Gundelsheim

So produziert die Schokoladen-Manufaktur Schell ihre Kreationen

Von der Bohne bis zur Lemberger-Trüffelpraline - Dem Geheimnis der Pralinen auf der Spur

31.08.2020 UPDATE: 01.09.2020 06:00 Uhr 2 Minuten, 22 Sekunden
Die Vielfalt an Formen, Farben, Größen und Zutaten machen Pralinen zu einem der vielseitigsten Genüsse. Um das Geheimnis ihrer Herstellung weiß das Ehepaar Schell aus Gundelsheim genau Bescheid. Foto: Anton Zuber

Von Anton Zuber

Gundelsheim. Ein Wasserfall aus Schokolade, Blumen aus Zucker und essbares Gras. Spätestens seit der Verfilmung von Roald Dahls Kinderbuchklassiker "Charlie und die Schokoladenfabrik" träumen viele Mädchen und Jungen von einem eigenen süßen Imperium. Nur so viel vorweg: Charlies Oompa-Loompas sind es nicht, die köstliche Schokolade und Pralinen produzieren. Es sind Eberhard Schell und seine Mitarbeiter, die dafür sorgen, dass Gourmets die allerfeinsten Schokoladen genießen können.
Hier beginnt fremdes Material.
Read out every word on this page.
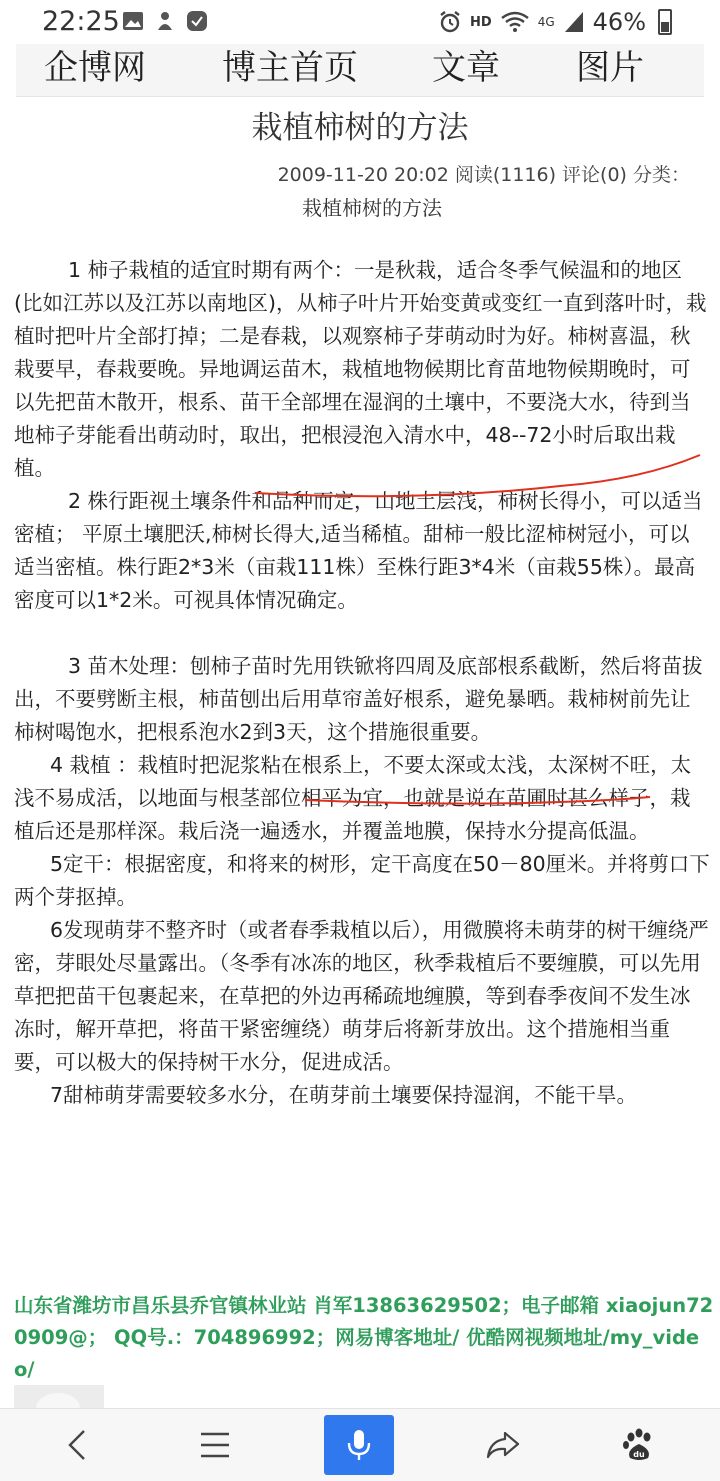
22:25	HD	4G 46%
企博网 博主首页 文章 图片
栽植柿树的方法
2009-11-20 20:02 阅读(1116) 评论(0) 分类：
栽植柿树的方法

1 柿子栽植的适宜时期有两个：一是秋栽，适合冬季气候温和的地区(比如江苏以及江苏以南地区)，从柿子叶片开始变黄或变红一直到落叶时，栽植时把叶片全部打掉；二是春栽，以观察柿子芽萌动时为好。柿树喜温，秋栽要早，春栽要晚。异地调运苗木，栽植地物候期比育苗地物候期晚时，可以先把苗木散开，根系、苗干全部埋在湿润的土壤中，不要浇大水，待到当地柿子芽能看出萌动时，取出，把根浸泡入清水中，48--72小时后取出栽植。

2 株行距视土壤条件和品种而定，山地土层浅，柿树长得小，可以适当密植； 平原土壤肥沃,柿树长得大,适当稀植。甜柿一般比涩柿树冠小，可以适当密植。株行距2*3米（亩栽111株）至株行距3*4米（亩栽55株）。最高密度可以1*2米。可视具体情况确定。

3 苗木处理：刨柿子苗时先用铁锨将四周及底部根系截断，然后将苗拔出，不要劈断主根，柿苗刨出后用草帘盖好根系，避免暴晒。栽柿树前先让柿树喝饱水，把根系泡水2到3天，这个措施很重要。

4 栽植 ：栽植时把泥浆粘在根系上，不要太深或太浅，太深树不旺，太浅不易成活，以地面与根茎部位相平为宜，也就是说在苗圃时甚么样子，栽植后还是那样深。栽后浇一遍透水，并覆盖地膜，保持水分提高低温。

5定干：根据密度，和将来的树形，定干高度在50－80厘米。并将剪口下两个芽抠掉。

6发现萌芽不整齐时（或者春季栽植以后），用微膜将未萌芽的树干缠绕严密，芽眼处尽量露出。（冬季有冰冻的地区，秋季栽植后不要缠膜，可以先用草把把苗干包裹起来，在草把的外边再稀疏地缠膜，等到春季夜间不发生冰冻时，解开草把，将苗干紧密缠绕）萌芽后将新芽放出。这个措施相当重要，可以极大的保持树干水分，促进成活。

7甜柿萌芽需要较多水分，在萌芽前土壤要保持湿润，不能干旱。

山东省潍坊市昌乐县乔官镇林业站 肖军13863629502；电子邮箱 xiaojun720909@； QQ号.：704896992；网易博客地址/ 优酷网视频地址/my_video/
du
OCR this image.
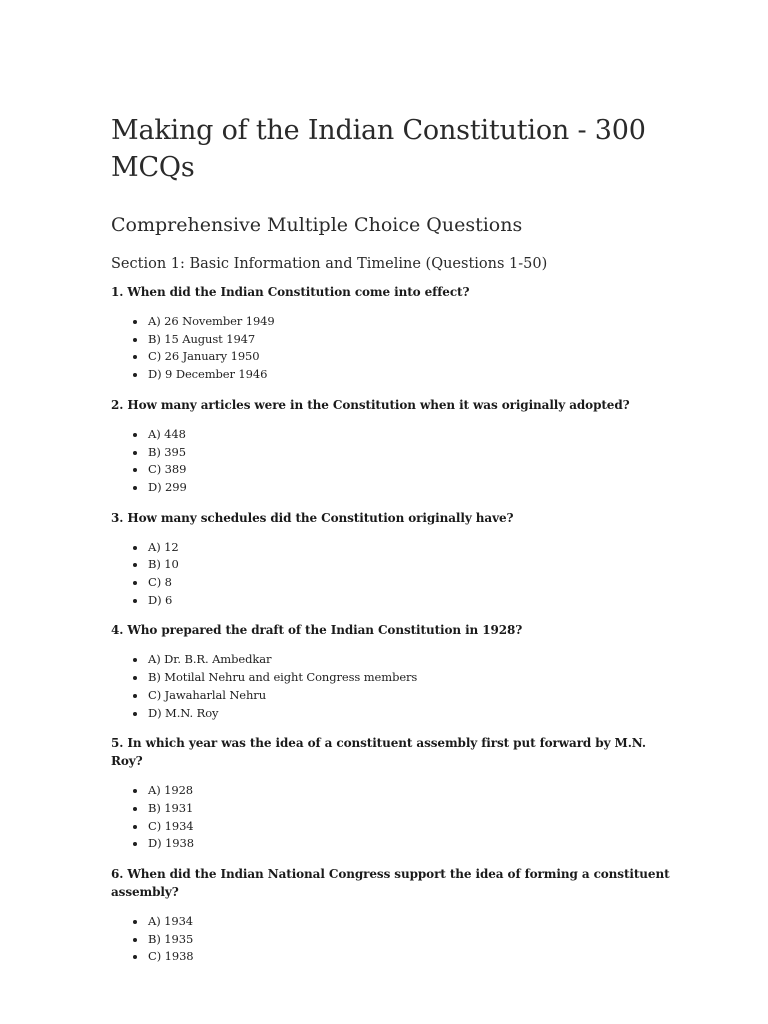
Making of the Indian Constitution - 300 MCQs
Comprehensive Multiple Choice Questions
Section 1: Basic Information and Timeline (Questions 1-50)

1. When did the Indian Constitution come into effect?

A) 26 November 1949
B) 15 August 1947
C) 26 January 1950
D) 9 December 1946

2. How many articles were in the Constitution when it was originally adopted?

A) 448
B) 395
C) 389
D) 299

3. How many schedules did the Constitution originally have?

A) 12
B) 10
C) 8
D) 6

4. Who prepared the draft of the Indian Constitution in 1928?

A) Dr. B.R. Ambedkar
B) Motilal Nehru and eight Congress members
C) Jawaharlal Nehru
D) M.N. Roy

5. In which year was the idea of a constituent assembly first put forward by M.N. Roy?

A) 1928
B) 1931
C) 1934
D) 1938

6. When did the Indian National Congress support the idea of forming a constituent assembly?

A) 1934
B) 1935
C) 1938
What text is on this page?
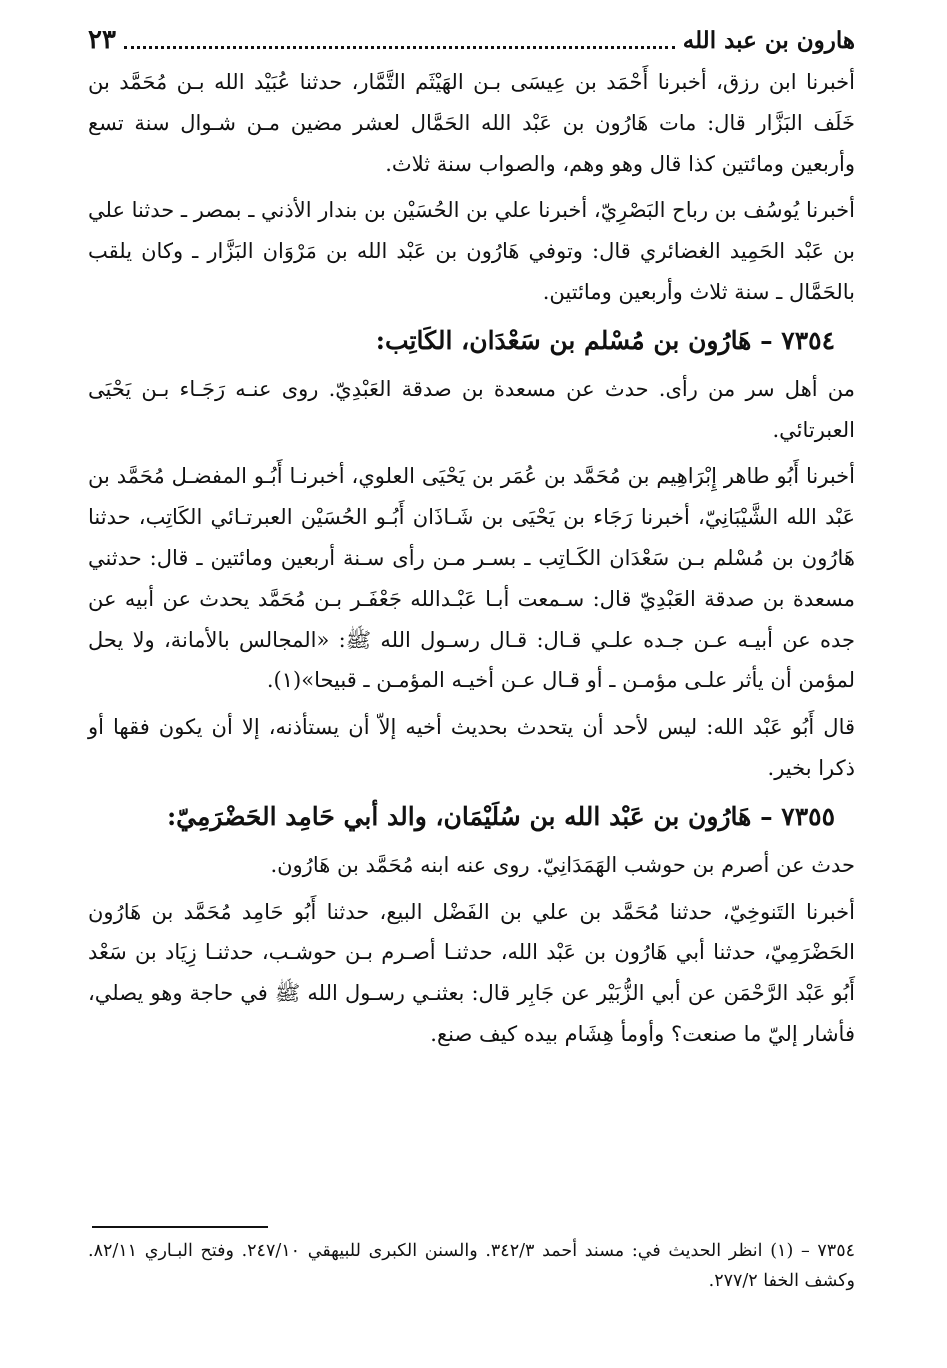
هارون بن عبد الله
٢٣

أخبرنا ابن رزق، أخبرنا أَحْمَد بن عِيسَى بـن الهَيْثَم التَّمَّار، حدثنا عُبَيْد الله بـن مُحَمَّد بن خَلَف البَزَّار قال: مات هَارُون بن عَبْد الله الحَمَّال لعشر مضين مـن شـوال سنة تسع وأربعين ومائتين كذا قال وهو وهم، والصواب سنة ثلاث.

أخبرنا يُوسُف بن رباح البَصْرِيّ، أخبرنا علي بن الحُسَيْن بن بندار الأذني ـ بمصر ـ حدثنا علي بن عَبْد الحَمِيد الغضائري قال: وتوفي هَارُون بن عَبْد الله بن مَرْوَان البَزَّار ـ وكان يلقب بالحَمَّال ـ سنة ثلاث وأربعين ومائتين.

٧٣٥٤ – هَارُون بن مُسْلم بن سَعْدَان، الكَاتِب:

من أهل سر من رأى. حدث عن مسعدة بن صدقة العَبْدِيّ. روى عنـه رَجَـاء بـن يَحْيَى العبرتائي.

أخبرنا أَبُو طاهر إِبْرَاهِيم بن مُحَمَّد بن عُمَر بن يَحْيَى العلوي، أخبرنـا أَبُـو المفضـل مُحَمَّد بن عَبْد الله الشَّيْبَانِيّ، أخبرنا رَجَاء بن يَحْيَى بن شَـاذَان أَبُـو الحُسَيْن العبرتـائي الكَاتِب، حدثنا هَارُون بن مُسْلم بـن سَعْدَان الكَـاتِب ـ بسـر مـن رأى سـنة أربعين ومائتين ـ قال: حدثني مسعدة بن صدقة العَبْدِيّ قال: سـمعت أبـا عَبْـدالله جَعْفَـر بـن مُحَمَّد يحدث عن أبيه عن جده عن أبيـه عـن جـده علـي قـال: قـال رسـول الله ﷺ: «المجالس بالأمانة، ولا يحل لمؤمن أن يأثر علـى مؤمـن ـ أو قـال عـن أخيـه المؤمـن ـ قبيحا»(١).

قال أَبُو عَبْد الله: ليس لأحد أن يتحدث بحديث أخيه إلاّ أن يستأذنه، إلا أن يكون فقها أو ذكرا بخير.

٧٣٥٥ – هَارُون بن عَبْد الله بن سُلَيْمَان، والد أبي حَامِد الحَضْرَمِيّ:

حدث عن أصرم بن حوشب الهَمَدَانِيّ. روى عنه ابنه مُحَمَّد بن هَارُون.

أخبرنا التَنوخِيّ، حدثنا مُحَمَّد بن علي بن الفَضْل البيع، حدثنا أَبُو حَامِد مُحَمَّد بن هَارُون الحَضْرَمِيّ، حدثنا أبي هَارُون بن عَبْد الله، حدثنـا أصـرم بـن حوشـب، حدثنـا زِيَاد بن سَعْد أَبُو عَبْد الرَّحْمَن عن أبي الزُّبَيْر عن جَابِر قال: بعثنـي رسـول الله ﷺ في حاجة وهو يصلي، فأشار إليّ ما صنعت؟ وأومأ هِشَام بيده كيف صنع.

٧٣٥٤ – (١) انظر الحديث في: مسند أحمد ٣٤٢/٣. والسنن الكبرى للبيهقي ٢٤٧/١٠. وفتح البـاري ٨٢/١١. وكشف الخفا ٢٧٧/٢.
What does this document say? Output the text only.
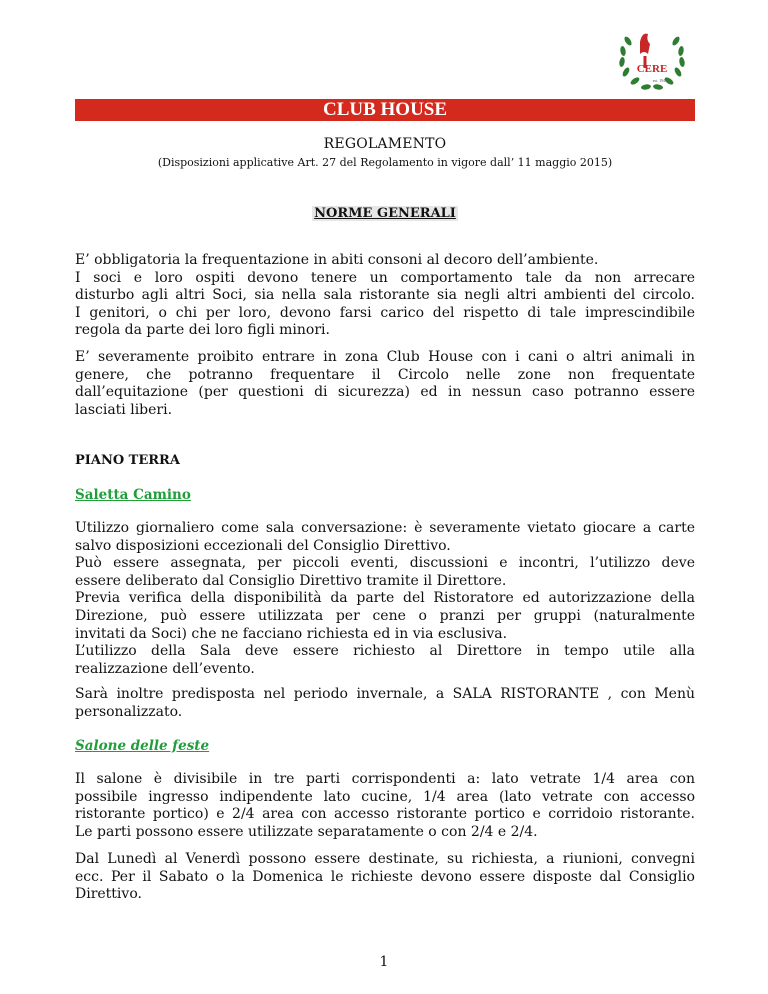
CERE
est. 1947
CLUB HOUSE
REGOLAMENTO
(Disposizioni applicative Art. 27 del Regolamento in vigore dall’ 11 maggio 2015)
NORME GENERALI
E’ obbligatoria la frequentazione in abiti consoni al decoro dell’ambiente.
I soci e loro ospiti devono tenere un comportamento tale da non arrecare
disturbo agli altri Soci, sia nella sala ristorante sia negli altri ambienti del circolo.
I genitori, o chi per loro, devono farsi carico del rispetto di tale imprescindibile
regola da parte dei loro figli minori.
E’ severamente proibito entrare in zona Club House con i cani o altri animali in
genere, che potranno frequentare il Circolo nelle zone non frequentate
dall’equitazione (per questioni di sicurezza) ed in nessun caso potranno essere
lasciati liberi.
PIANO TERRA
Saletta Camino
Utilizzo giornaliero come sala conversazione: è severamente vietato giocare a carte
salvo disposizioni eccezionali del Consiglio Direttivo.
Può essere assegnata, per piccoli eventi, discussioni e incontri, l’utilizzo deve
essere deliberato dal Consiglio Direttivo tramite il Direttore.
Previa verifica della disponibilità da parte del Ristoratore ed autorizzazione della
Direzione, può essere utilizzata per cene o pranzi per gruppi (naturalmente
invitati da Soci) che ne facciano richiesta ed in via esclusiva.
L’utilizzo della Sala deve essere richiesto al Direttore in tempo utile alla
realizzazione dell’evento.
Sarà inoltre predisposta nel periodo invernale, a SALA RISTORANTE , con Menù
personalizzato.
Salone delle feste
Il salone è divisibile in tre parti corrispondenti a: lato vetrate 1/4 area con
possibile ingresso indipendente lato cucine, 1/4 area (lato vetrate con accesso
ristorante portico) e 2/4 area con accesso ristorante portico e corridoio ristorante.
Le parti possono essere utilizzate separatamente o con 2/4 e 2/4.
Dal Lunedì al Venerdì possono essere destinate, su richiesta, a riunioni, convegni
ecc. Per il Sabato o la Domenica le richieste devono essere disposte dal Consiglio
Direttivo.
1
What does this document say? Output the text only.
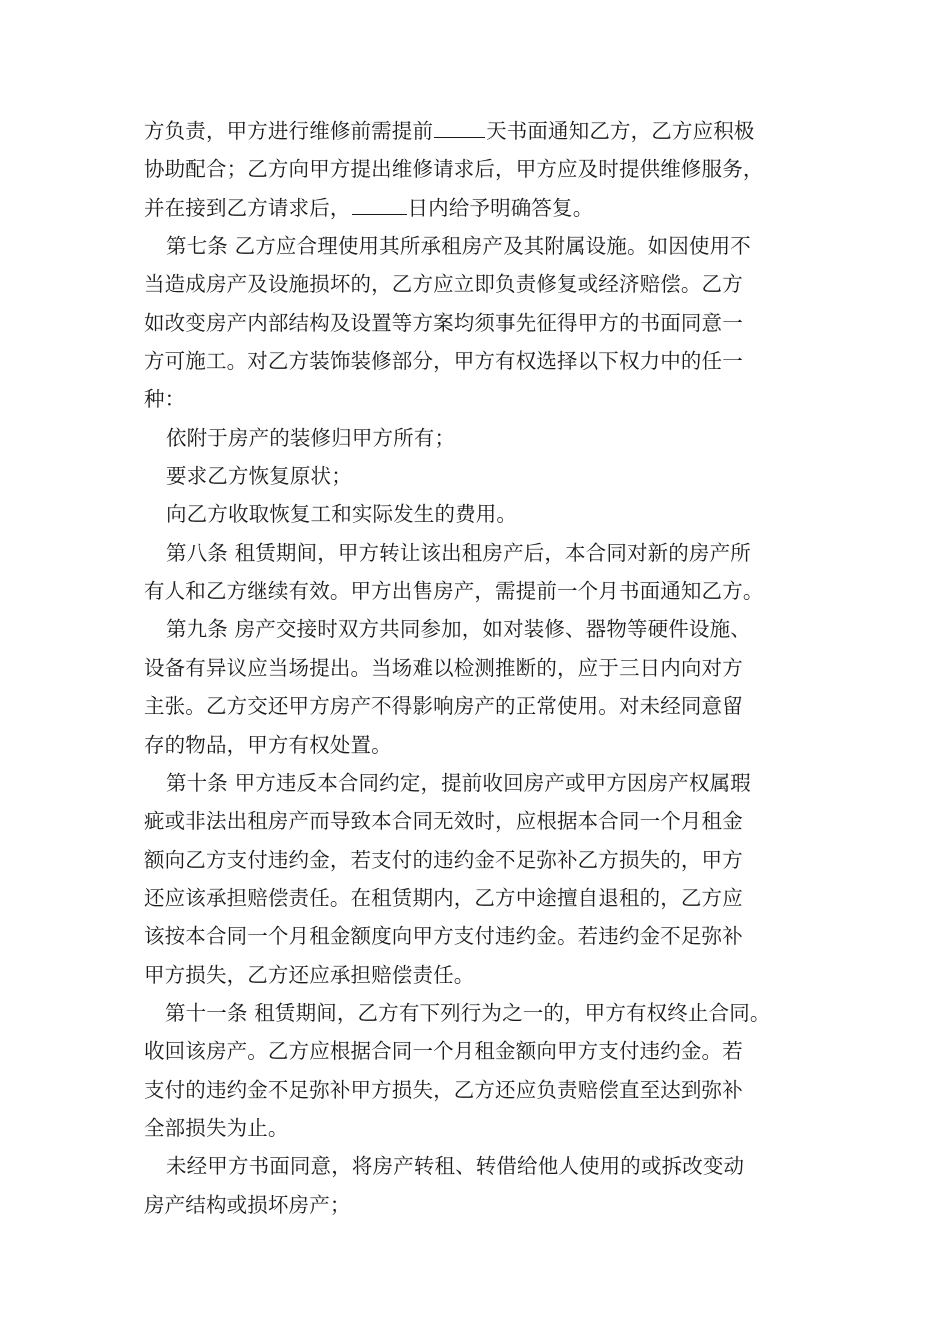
方负责，甲方进行维修前需提前	天书面通知乙方，乙方应积极
协助配合；乙方向甲方提出维修请求后，甲方应及时提供维修服务，
并在接到乙方请求后，	日内给予明确答复。
第七条 乙方应合理使用其所承租房产及其附属设施。如因使用不
当造成房产及设施损坏的，乙方应立即负责修复或经济赔偿。乙方
如改变房产内部结构及设置等方案均须事先征得甲方的书面同意一
方可施工。对乙方装饰装修部分，甲方有权选择以下权力中的任一
种：
依附于房产的装修归甲方所有；
要求乙方恢复原状；
向乙方收取恢复工和实际发生的费用。
第八条 租赁期间，甲方转让该出租房产后，本合同对新的房产所
有人和乙方继续有效。甲方出售房产，需提前一个月书面通知乙方。
第九条 房产交接时双方共同参加，如对装修、器物等硬件设施、
设备有异议应当场提出。当场难以检测推断的，应于三日内向对方
主张。乙方交还甲方房产不得影响房产的正常使用。对未经同意留
存的物品，甲方有权处置。
第十条 甲方违反本合同约定，提前收回房产或甲方因房产权属瑕
疵或非法出租房产而导致本合同无效时，应根据本合同一个月租金
额向乙方支付违约金，若支付的违约金不足弥补乙方损失的，甲方
还应该承担赔偿责任。在租赁期内，乙方中途擅自退租的，乙方应
该按本合同一个月租金额度向甲方支付违约金。若违约金不足弥补
甲方损失，乙方还应承担赔偿责任。
第十一条 租赁期间，乙方有下列行为之一的，甲方有权终止合同。
收回该房产。乙方应根据合同一个月租金额向甲方支付违约金。若
支付的违约金不足弥补甲方损失，乙方还应负责赔偿直至达到弥补
全部损失为止。
未经甲方书面同意，将房产转租、转借给他人使用的或拆改变动
房产结构或损坏房产；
Und der erfahrene Chocolatier überrascht mit ähnlich köstlichen Kreationen wie die exzentrisch-genialen Filmfiguren.

Hintergrund

Die Bäckerei und Konditorei Schell wurde 1924 von Großvater Karl gegründet. Seit 30 Jahren führen nun Annette und Eberhard Schell die Geschicke des Betriebes. Die vierte Generation, Agnes und Michaela Schell, arbeitet ebenfalls im Betrieb. 1995 wurde das "Essigschleckerle"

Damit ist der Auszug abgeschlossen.